Women is...: Elizabeth Downing, Scientist & Futurist

Elizabeth Downing, Scientist & Futurist

profession: Founder/CEO of 3D Technology Labs. From her Mountain View, Calif., basement lab, she's striving to be the first to create a product that would allow the viewing of true, moving 3D images for such applications as medical imaging (MRI), radar (air traffic control) and, eventually, entertainment.

born: Feb. 17, 1962 in Columbus, Ohio.

education: B.S., Mechanical Engineering, Carnegie Mellon; M.S. and Ph.D., Mechanical Engineering, Stanford.
claim to fame: Downing's been able to produce true 3D images within a one-inch glass cube. Her moving, transparent images exist in the three dimensional space defined by the cube. Unlike with TV or computer screens, people can walk around the cube and view the images from all sides.

how she did it: She hit upon the idea in 1988: use the energy from crossing invisible laser beams to "light up" atoms within a volume of material. It took five years of research on her own time -- experimenting, scrounging for equipment and funding, while working for local high-tech companies and studying for her doctorate -- before she created her first red volumetric pixel, or "voxel," a light point in 3D space.

how it's done: Multiple infrared lasers sweep through a glass cube specially treated with rare earth ions, which are excited by absorbing the laser energy. When the ions return to their unexcited state, they give off light, a voxel. Voxels are redrawn in red, green and blue from 30 to 60 times a second, resulting in a clear image to the viewer.

hurdles: In the 1970s, scientists had similar ideas. But the technology of the time couldn't support the 3D vision, and work was stopped. Downing's images, like her unicorn are monochromatic and transparent. 3D imaging still requires incredible computer processing, so technology has to catch up with the idea.

her kudos: Industry Week Magazine -- 25 Technologies of the Year (1996). Discover Magazine Award for Technical Innovation -- Sight category finalist (1997).
her family: "When I was a kid, I had a grandmother who had four sisters, plus a mother and an aunt who were always encouraging me, and I developed a natural curiosity and creativity."

on being a tech whiz: "My dad is a doctor, but he could build anything, wire anything. He raced cars when I was in junior high, and I helped him on the pit crew. Today, I do all the work on my boyfriend's Honda and my own wreck."

on Legos vs. dolls: "Society does strange things to girls. As a child, I went to day care because my parents worked.
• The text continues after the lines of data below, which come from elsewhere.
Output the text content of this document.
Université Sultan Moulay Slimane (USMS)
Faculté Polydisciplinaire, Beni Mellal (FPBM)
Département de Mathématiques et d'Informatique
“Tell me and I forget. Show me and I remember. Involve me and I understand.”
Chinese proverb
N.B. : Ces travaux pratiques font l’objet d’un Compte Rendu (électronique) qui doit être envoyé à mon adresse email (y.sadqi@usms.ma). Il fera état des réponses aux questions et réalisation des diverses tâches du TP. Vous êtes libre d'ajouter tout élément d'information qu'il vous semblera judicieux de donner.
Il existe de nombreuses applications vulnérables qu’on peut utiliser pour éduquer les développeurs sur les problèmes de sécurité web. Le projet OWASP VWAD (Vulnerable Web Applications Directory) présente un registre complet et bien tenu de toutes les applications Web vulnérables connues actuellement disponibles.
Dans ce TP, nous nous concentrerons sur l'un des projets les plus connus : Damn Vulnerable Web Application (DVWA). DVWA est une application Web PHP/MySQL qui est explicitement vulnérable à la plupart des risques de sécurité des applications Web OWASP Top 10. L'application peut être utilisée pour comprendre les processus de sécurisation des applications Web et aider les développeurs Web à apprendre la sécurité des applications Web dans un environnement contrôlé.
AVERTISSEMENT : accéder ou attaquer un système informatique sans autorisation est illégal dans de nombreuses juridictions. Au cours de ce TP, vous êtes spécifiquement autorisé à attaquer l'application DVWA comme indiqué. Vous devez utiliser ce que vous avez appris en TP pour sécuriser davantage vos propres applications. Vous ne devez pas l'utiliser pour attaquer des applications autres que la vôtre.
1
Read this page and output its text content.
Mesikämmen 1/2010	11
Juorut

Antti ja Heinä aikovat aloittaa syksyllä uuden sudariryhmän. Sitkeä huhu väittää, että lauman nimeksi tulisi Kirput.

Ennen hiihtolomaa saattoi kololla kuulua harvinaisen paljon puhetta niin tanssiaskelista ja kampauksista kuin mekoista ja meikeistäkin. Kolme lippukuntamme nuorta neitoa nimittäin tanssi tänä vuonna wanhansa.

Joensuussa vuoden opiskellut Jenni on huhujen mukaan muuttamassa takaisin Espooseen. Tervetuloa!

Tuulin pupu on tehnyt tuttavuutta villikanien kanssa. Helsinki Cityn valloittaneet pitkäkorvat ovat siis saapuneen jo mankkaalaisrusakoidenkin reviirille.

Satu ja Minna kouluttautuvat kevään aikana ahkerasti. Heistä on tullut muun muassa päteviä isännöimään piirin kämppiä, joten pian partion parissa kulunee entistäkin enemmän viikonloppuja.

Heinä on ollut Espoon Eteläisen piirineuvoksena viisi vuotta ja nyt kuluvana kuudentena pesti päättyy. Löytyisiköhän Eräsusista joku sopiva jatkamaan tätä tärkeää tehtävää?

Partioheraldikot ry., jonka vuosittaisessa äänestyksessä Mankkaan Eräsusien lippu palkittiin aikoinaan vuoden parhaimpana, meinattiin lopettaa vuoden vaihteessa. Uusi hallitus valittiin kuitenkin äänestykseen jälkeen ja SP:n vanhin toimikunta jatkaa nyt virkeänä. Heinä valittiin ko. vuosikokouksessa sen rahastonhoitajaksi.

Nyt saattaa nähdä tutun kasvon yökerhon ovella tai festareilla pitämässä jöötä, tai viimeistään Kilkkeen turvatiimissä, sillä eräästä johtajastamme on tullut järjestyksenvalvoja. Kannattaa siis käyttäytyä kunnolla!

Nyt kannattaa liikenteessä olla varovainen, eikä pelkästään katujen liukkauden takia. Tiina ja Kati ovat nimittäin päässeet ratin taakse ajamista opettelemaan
The little boys played with Tinker Toys and all the cool stuff. Girls had to play with dolls and toy plates. I hated it. I used to sneak away to play with the Lincoln Logs and Legos. Every day I thought I'd be caught and get in big trouble for playing with the boys' toys. Society encourages boys to be creative, to build and to think. Things are changing, slowly."

personal role models: "My parents taught my two brothers and me that you have to go out and do your own thing. Happiness comes from within, not from someone else -- like a husband."

professional role model: "Roger Macfarlane is a world reknowned physicist at IBM's Almaden Research Center. I called him up out of the blue -- I know Stanford students who would give their right arm to work with him -- and for whatever reason, he liked this project. He's given me samples, helped me with the physics and he's come into the lab to do experiments. Roger basically supervised my thesis. My own professor didn't do this stuff. By helping me, lending his worldwide reputation to this technology, Roger gave me strength that I don't think I would have had myself."
favorite quote: "Failure is simply a reason to strengthen resolve." -- Winston Churchill

on wheeling & dealing: "Everybody wants something. I will always trade. I make everyone a winner when they join my team. I go after people who have expertise, equipment, knowledge that I need -- that this technology needs."

on learning and looking to the future: "A lot of things I learn the hard way. I put out fires every day. I also do a lot of thinking ahead -- looking at what is coming, and preparing for it. I give talks at universities and companies to see what customers want. This technology has gone beyond my skill set, but I know what has to be done. I need good scientists, a good CEO and more funding. Every single day, I make a little bit of progress."